Migren dünya çapında en sık görülen kronik ağrı bozuklukları arasındadır ve yetişkinlerin %20’ye varan oranda etkilenmektedir. Migrenin genetiği ve altta yatan biyolojisine ilişkin çalışmalarda son zamanlarda ilerlemeler kaydedilmiş olmasına ve birçok migren hastası için etkili olan yeni tedavilerin geliştirilmesine rağmen, bunlar tüm migren türlerinde işe yaramamaktadır.
Çalışma, 12’si yeni olan 44 varyantla ilişkileri ortaya çıkardı. Auralı dört yeni migren ilişkisi ortaya çıkarıldı ve 13 varyant öncelikle aurasız migrenle ilişkilendirildi.
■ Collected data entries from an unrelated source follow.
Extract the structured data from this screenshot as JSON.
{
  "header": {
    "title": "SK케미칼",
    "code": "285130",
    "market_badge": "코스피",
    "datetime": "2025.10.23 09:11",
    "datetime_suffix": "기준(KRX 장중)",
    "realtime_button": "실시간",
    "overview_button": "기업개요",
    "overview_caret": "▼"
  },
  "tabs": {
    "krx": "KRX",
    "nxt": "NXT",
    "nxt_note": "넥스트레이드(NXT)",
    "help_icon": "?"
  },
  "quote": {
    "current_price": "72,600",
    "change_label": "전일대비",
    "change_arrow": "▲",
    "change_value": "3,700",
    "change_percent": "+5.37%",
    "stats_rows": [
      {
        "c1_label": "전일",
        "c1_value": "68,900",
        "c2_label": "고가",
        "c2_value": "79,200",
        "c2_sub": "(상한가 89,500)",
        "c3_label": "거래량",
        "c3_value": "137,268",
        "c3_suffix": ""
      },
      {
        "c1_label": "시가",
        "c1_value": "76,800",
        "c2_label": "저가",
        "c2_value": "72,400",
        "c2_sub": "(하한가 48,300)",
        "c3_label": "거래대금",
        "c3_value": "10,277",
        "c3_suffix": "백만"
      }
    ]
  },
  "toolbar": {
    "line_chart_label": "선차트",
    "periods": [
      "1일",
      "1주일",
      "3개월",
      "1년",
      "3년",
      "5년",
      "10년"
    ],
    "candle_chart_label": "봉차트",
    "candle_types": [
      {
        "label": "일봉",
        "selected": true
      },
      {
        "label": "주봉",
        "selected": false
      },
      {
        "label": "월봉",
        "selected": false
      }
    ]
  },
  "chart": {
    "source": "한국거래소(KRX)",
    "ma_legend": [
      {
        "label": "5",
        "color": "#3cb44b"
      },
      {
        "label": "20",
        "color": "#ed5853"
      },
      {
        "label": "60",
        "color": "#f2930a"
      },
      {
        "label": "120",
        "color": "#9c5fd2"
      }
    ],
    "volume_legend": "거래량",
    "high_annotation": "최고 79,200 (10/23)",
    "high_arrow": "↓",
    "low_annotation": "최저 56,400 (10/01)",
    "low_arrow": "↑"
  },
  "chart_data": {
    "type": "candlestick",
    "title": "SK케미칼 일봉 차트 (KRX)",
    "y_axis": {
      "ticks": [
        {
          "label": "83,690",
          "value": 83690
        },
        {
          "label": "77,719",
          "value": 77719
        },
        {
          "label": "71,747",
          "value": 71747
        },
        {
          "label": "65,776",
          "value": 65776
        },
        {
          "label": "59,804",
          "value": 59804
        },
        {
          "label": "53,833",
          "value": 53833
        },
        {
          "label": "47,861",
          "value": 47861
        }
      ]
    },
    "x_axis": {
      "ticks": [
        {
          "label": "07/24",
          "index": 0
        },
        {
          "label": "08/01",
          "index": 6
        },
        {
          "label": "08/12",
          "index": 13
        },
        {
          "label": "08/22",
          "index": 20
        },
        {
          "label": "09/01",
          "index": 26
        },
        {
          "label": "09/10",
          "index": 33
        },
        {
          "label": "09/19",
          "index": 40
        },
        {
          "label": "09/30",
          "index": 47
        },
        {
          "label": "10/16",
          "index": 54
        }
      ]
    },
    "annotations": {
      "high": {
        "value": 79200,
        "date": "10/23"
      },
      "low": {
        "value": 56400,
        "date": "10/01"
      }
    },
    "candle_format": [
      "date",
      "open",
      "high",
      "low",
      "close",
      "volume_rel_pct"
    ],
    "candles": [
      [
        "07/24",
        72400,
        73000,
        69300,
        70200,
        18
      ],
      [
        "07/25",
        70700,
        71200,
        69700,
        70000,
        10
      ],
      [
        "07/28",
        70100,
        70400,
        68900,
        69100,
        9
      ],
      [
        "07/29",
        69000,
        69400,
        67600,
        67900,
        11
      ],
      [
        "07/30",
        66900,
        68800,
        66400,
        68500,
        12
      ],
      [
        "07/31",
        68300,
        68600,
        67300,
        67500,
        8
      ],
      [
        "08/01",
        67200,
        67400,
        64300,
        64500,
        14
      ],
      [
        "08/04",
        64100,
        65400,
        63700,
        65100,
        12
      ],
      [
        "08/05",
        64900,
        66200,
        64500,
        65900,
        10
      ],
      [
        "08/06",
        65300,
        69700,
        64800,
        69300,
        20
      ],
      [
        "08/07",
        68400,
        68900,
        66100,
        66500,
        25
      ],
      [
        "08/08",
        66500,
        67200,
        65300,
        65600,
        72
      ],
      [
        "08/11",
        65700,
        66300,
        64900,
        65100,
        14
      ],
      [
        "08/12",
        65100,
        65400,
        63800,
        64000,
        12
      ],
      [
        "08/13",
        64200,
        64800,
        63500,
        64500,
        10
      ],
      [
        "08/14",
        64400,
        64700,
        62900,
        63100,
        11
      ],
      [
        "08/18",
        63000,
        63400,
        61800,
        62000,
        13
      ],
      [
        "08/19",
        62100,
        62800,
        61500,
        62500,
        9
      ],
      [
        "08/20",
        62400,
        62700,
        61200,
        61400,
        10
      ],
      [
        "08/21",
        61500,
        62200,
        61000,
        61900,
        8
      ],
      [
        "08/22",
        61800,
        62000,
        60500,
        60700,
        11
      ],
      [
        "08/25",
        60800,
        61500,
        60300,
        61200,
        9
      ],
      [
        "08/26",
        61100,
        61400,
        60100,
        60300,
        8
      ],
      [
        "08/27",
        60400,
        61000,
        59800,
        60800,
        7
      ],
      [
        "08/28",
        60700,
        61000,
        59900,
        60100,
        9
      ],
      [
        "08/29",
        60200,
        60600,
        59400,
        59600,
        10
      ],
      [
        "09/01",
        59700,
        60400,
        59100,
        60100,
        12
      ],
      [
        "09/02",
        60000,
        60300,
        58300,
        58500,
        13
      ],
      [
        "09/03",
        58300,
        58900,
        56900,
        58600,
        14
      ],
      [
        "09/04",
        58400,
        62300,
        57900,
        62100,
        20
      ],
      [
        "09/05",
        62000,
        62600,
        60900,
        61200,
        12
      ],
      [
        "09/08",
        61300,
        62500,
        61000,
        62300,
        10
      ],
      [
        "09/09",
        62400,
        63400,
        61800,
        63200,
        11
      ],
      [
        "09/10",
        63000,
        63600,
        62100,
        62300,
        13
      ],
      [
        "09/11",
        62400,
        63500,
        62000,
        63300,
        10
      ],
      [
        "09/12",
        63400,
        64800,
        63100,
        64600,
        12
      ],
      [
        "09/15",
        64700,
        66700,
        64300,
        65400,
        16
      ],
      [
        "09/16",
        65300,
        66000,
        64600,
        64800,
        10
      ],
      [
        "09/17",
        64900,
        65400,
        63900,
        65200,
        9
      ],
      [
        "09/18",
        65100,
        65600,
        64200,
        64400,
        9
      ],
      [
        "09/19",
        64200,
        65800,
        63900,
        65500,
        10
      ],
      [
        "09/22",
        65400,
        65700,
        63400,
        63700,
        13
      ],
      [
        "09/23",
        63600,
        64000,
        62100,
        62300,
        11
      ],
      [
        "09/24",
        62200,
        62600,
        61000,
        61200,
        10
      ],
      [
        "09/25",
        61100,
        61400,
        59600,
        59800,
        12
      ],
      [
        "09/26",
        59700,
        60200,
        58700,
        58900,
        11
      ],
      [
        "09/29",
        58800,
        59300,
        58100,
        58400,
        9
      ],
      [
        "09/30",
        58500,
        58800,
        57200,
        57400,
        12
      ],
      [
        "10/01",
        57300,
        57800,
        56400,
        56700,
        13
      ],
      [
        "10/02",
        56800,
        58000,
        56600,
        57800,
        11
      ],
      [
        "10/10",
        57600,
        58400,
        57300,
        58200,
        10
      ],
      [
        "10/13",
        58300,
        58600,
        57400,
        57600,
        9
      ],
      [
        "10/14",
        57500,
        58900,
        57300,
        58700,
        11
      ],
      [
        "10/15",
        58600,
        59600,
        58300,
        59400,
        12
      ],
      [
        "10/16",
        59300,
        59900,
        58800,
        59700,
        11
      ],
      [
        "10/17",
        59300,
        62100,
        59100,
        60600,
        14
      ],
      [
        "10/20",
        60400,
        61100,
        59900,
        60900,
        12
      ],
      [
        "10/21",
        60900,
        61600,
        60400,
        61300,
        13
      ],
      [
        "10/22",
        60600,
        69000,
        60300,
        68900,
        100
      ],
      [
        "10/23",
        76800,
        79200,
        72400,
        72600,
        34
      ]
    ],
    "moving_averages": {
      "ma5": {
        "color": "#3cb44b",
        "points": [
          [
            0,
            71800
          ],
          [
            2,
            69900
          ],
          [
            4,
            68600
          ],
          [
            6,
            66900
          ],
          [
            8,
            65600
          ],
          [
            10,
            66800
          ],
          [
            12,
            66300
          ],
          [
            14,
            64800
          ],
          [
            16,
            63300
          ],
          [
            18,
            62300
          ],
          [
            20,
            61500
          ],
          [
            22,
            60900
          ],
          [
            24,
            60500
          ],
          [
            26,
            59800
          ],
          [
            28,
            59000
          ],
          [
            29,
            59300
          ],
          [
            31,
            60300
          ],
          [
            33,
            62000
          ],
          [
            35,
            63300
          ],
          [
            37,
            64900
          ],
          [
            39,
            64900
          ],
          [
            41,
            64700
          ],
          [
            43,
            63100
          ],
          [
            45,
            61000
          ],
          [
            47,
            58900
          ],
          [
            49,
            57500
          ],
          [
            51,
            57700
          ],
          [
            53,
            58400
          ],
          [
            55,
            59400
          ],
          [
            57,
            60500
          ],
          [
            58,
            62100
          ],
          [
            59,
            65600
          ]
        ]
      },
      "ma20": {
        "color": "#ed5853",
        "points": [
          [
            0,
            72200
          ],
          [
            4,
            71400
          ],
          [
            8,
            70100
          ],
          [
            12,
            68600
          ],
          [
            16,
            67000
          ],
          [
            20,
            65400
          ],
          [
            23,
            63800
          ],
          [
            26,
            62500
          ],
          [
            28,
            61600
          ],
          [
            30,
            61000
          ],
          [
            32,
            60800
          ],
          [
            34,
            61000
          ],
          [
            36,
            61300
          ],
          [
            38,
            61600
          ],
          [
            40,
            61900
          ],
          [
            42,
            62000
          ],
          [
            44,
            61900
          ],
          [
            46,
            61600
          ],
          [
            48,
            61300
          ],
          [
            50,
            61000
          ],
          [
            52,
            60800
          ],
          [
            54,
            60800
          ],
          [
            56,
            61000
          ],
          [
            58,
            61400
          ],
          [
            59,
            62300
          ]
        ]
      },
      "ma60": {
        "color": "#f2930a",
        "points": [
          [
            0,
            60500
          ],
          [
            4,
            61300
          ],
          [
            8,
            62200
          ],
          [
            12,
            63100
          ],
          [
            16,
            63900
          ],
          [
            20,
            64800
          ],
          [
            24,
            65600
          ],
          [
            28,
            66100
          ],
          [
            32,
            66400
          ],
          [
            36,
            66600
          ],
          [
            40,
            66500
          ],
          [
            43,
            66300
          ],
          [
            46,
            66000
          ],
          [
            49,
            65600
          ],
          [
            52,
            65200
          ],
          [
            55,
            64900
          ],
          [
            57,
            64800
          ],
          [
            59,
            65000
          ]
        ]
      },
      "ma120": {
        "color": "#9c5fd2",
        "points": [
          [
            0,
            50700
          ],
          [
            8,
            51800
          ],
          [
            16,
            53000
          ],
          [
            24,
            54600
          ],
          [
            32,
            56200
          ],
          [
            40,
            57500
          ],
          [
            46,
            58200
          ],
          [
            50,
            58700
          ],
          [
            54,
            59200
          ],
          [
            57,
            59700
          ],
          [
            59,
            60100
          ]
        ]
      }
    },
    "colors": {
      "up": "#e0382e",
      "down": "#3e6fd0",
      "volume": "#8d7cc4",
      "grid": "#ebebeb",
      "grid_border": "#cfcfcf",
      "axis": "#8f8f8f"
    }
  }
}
Özellikle ilgi çekici olan, farklı migren türlerinin altında yatan farklı patolojilere işaret eden büyük etkilere sahip üç nadir varyanttı. Bu nedenle, PRRT2 genindeki nadir bir çerçeve kayması varyantı, auralı migren ve başka bir beyin hastalığı olan epilepsi ile birlikte büyük bir risk taşır, ancak aurasız migren için bu riski taşımaz.
Ağrı hissinde önemli bir rol oynadığı bilinen bir gen olan SCN11A’da, bilim adamları migrene karşı koruma etkileriyle ilişkili birkaç nadir fonksiyon kaybı varyantı tespit ederken, aynı gendeki yaygın bir yanlış anlamlı varyant da orta derecede migren riskiyle ilişkilidir.
Son olarak, KCNK5 genini işaret eden nadir bir varyant, ciddi migren ve beyin anevrizmalarına karşı büyük koruma sağlıyor; bu da ya iki hastalık arasında ortak bir yol tanımlıyor ya da bazı erken beyin anevrizması vakalarının migren olarak yanlış sınıflandırılabileceğini öne sürüyor.
deCODE genetiği CEO’su Kari Stefansson, “Çalışmamızı benzersiz kılan şey, migrene karşı koruma sağlayan nadir varyantların tespitine olanak tanıyan, potansiyel olarak yeni ilaç hedeflerinin geliştirilmesine bir yol açan, dizili bireylerden elde edilen büyük veri setlerini içermesidir” diyor.
Uluslararası araştırma ekibinin ortak çabası, İzlanda’daki deCODE genetiğindeki bilim adamları tarafından yönetildi ve Kopenhag Hastanesi Biyobankası ve Danimarka Kan Bankası Çalışması’ndan işbirliği yapan bilim adamlarını, Norveç’teki HUSK çalışmasını, ABD’deki Intermountain Health çalışmasını ve Birleşik Krallık Biobank ve FinnGen’in geniş nüfusa dayalı çalışmaları.